Peter wanted a new bottle of face wash.
'John at the gym keeps boasting' Peter will complain 'he just won't stop "oh I don't buy soap, I just use whatever my wife leaves in there" he'll say, "I don't know, some sort of face wash I think" he'll add when pressed for details' Peter will explain.
What's the active ingredient?
IS there an active ingredient?
What color is it?
How's the consistency and texture?
Is it oxygenized?
Is it environmentally friendly?
Is there a picture of sea-life on it?
Or even fruit?
Answer my questions.
Stop ignoring me.
I AM actually here.
I am asking you questions!
Can you not see that I'm real and here and asking you questions?
I have feelings.
Do you think I do not have feelings?
Because I do!
I can see.
I have got senses.
I can hear.
I can smell.
You don't think I have the sense of smell?
You don't think I deserve to have that sense inspired with beautiful imagination enticing descriptions of skin cleaning products, face wash to be more specific?
What is wrong with you?
What the HELL is wrong with you?
Why are you treating me this way?
Why aren't I worth your consideration?
I want to be considered damn it!
'I don't know, I just use whatever my wife leaves in there, some sort of skin washing cream, possibly a variety of face wash if you'd like me to be more specific' John will reply.
'Agghhhhh!
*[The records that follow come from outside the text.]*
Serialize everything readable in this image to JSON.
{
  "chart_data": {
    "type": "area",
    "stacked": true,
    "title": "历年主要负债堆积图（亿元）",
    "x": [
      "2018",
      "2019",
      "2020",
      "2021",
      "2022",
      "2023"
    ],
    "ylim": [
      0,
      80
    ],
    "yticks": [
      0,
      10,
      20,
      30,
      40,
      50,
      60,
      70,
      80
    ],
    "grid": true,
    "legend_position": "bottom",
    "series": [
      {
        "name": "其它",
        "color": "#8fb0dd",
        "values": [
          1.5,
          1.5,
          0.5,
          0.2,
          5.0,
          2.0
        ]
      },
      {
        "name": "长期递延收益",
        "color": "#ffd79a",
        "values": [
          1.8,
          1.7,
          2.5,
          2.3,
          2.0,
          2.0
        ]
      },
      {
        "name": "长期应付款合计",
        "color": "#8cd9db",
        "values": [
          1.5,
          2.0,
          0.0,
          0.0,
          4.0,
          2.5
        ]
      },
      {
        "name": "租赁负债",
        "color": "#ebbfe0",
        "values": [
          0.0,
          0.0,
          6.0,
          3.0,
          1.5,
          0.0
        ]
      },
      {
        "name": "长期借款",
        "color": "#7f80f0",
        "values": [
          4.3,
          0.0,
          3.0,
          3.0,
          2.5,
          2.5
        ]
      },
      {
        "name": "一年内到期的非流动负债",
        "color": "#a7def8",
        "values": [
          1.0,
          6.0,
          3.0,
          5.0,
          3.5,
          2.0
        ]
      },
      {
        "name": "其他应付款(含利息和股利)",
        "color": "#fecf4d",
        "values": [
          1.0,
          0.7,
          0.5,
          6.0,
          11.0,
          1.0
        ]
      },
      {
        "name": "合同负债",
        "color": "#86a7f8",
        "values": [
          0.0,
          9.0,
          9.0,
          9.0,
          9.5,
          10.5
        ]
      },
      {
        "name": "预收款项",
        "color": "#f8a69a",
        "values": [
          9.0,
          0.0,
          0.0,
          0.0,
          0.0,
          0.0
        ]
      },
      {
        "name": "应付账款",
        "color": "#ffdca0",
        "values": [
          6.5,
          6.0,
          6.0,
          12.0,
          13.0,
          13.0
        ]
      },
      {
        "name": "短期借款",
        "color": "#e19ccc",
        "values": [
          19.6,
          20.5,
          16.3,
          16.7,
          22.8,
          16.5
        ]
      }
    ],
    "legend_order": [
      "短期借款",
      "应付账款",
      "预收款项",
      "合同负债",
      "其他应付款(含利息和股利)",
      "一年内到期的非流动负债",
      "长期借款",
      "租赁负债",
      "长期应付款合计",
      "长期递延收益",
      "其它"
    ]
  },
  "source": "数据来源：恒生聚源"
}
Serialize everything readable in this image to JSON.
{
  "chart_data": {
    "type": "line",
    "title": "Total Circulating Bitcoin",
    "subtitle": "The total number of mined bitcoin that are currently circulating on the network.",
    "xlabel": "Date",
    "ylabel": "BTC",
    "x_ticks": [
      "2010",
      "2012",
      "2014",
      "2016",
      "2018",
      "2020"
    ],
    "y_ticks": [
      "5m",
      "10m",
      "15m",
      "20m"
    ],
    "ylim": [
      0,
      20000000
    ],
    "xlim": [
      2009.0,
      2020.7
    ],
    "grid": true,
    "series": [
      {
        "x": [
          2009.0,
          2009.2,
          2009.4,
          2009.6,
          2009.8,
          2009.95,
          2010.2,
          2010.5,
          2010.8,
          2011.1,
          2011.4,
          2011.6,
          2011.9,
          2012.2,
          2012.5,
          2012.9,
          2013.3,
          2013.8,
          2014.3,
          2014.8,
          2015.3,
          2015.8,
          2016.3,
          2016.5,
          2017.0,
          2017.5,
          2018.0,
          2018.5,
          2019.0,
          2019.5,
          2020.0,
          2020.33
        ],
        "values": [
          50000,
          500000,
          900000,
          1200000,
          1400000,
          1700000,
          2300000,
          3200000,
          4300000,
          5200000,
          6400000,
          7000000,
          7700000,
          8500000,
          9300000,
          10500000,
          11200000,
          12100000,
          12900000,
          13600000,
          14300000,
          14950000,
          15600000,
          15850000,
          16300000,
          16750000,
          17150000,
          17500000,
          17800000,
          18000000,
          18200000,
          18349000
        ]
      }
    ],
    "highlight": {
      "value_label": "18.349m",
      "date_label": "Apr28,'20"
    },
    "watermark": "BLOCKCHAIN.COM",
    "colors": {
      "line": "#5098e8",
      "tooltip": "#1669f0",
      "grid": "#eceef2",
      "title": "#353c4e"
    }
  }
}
Aaaaaggghhhhhh! AAAAAAAAGGGGHHHHHHH!' Peter will say.
It turned out Peter had a bit of a thing for skin washing products, I believe face wash to be more specific, if I remember correctly.
It was hard to blame him.
He WAS merely a pore on the right lower cheek of Clive Smithwick the best damn chimney sweep this side of the Calstone river.
And Peter was fed up with being covered in soot, or worse filled with a pimple, and missing out on those sweet, sweet inside of the chimney views.
And let's be honest, I'm sure this is a saga we can all relate to.